Books 2023 (Andrew)

For the second year in a row, I set myself the goal of reading a book every two weeks, which I did, but I have to admit that this year, I cheated. I listened to a book. I didn’t read it with my eyes. I used my ears, and walking the dog and commuting to work to listen to my first audio book. And the experience was… sad…

But not in comparison to the best book I read this year – Show Me The Bodies by Peter App. A thorough and devastating report on the Grenfell tragedy. This was a book that was impossible to read without wanting to see everyone involved in a prison cell. While the inquiry’s report is not due until late next year at the earliest, this is essential reading to find out how simple decisions can have tragic consequences.

Which is just like my choice to listen to an audiobook…

I hadn’t realised that Spotify now had books and, when I did, I thought I’d listen to Matthew Perry’s autobiography as I thought his story would be better heard with his delivery rather than read with the intonation of Chandler Bing in my head. What I wasn’t prepared for, even though I knew the book was about his addictions and not his time on Friends, was just how bad his addictions had been – and how every page was a warning to never take Oxycontin. By the time he was on his umpteenth rehab and listing in detail the effect of various painkillers, I was promising myself I would never even take an Aspirin again, in case I spiralled.
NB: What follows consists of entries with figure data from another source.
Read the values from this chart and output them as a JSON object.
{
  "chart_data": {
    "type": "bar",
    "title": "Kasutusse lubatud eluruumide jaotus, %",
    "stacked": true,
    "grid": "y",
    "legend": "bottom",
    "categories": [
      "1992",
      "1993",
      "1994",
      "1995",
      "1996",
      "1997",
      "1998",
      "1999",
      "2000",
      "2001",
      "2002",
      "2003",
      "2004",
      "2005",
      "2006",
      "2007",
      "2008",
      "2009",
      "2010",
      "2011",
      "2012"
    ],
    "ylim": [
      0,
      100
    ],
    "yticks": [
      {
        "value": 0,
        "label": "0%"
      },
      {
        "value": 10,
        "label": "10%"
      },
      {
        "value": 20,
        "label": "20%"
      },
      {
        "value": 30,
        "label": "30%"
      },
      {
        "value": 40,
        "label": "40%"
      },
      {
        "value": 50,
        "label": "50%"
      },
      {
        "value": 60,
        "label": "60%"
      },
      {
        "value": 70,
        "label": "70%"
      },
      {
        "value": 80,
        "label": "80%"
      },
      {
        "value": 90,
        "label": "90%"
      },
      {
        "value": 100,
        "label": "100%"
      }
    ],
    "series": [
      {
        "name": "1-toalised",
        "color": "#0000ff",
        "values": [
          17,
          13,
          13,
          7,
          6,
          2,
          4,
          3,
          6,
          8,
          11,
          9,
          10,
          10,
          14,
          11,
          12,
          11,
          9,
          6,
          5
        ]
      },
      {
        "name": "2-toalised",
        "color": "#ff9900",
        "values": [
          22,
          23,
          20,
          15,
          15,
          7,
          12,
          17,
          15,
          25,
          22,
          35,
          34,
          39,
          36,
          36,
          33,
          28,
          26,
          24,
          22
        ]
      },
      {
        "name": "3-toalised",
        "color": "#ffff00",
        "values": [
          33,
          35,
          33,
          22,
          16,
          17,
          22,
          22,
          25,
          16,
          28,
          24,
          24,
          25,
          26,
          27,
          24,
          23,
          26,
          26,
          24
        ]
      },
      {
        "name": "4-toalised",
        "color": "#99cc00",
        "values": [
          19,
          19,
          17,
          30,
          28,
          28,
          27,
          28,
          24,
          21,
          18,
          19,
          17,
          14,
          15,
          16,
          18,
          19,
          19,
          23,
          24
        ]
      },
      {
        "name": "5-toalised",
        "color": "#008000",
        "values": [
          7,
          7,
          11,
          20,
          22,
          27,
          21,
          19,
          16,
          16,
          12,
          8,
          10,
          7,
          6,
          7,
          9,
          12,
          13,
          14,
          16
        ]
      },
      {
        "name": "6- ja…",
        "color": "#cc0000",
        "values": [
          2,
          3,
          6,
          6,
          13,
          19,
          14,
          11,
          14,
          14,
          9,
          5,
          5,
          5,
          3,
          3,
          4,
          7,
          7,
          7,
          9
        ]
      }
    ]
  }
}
Best fiction book I read this year was ‘In Ascension’ by Martin McGuiness, an ultra serious sci-fi with what turns out to be a very dumb/clever pun for a title. You’ve got to admire anyone who’ll write 300 pages on single cell organisms, diving, botany and the complete list of items on the Voyager spacecraft just to write a titl= that could have been written by Tim Vine.

Most enjoyable book goes to ‘The Blade Itself’ by Joe Abercrombie for fiction and ‘The Last Action Heroes’ by Nick De Semlyn for non-fiction. Most annoying book goes to ‘1923’ by New Boulting, a book about the search to find out more about a one minute film clip from the 1923 Tour de France. Some may find it’s digressions to be enriching as they add context to even the slightest action in the film, others, me included, might think that the digressions are nothing but filler because a one minute clip of the Tour de France doesn’t justify 250 pages. And most thrilling goes to two zombie thrillers: The Girl With All The Gifts and The Boy on The Bridge.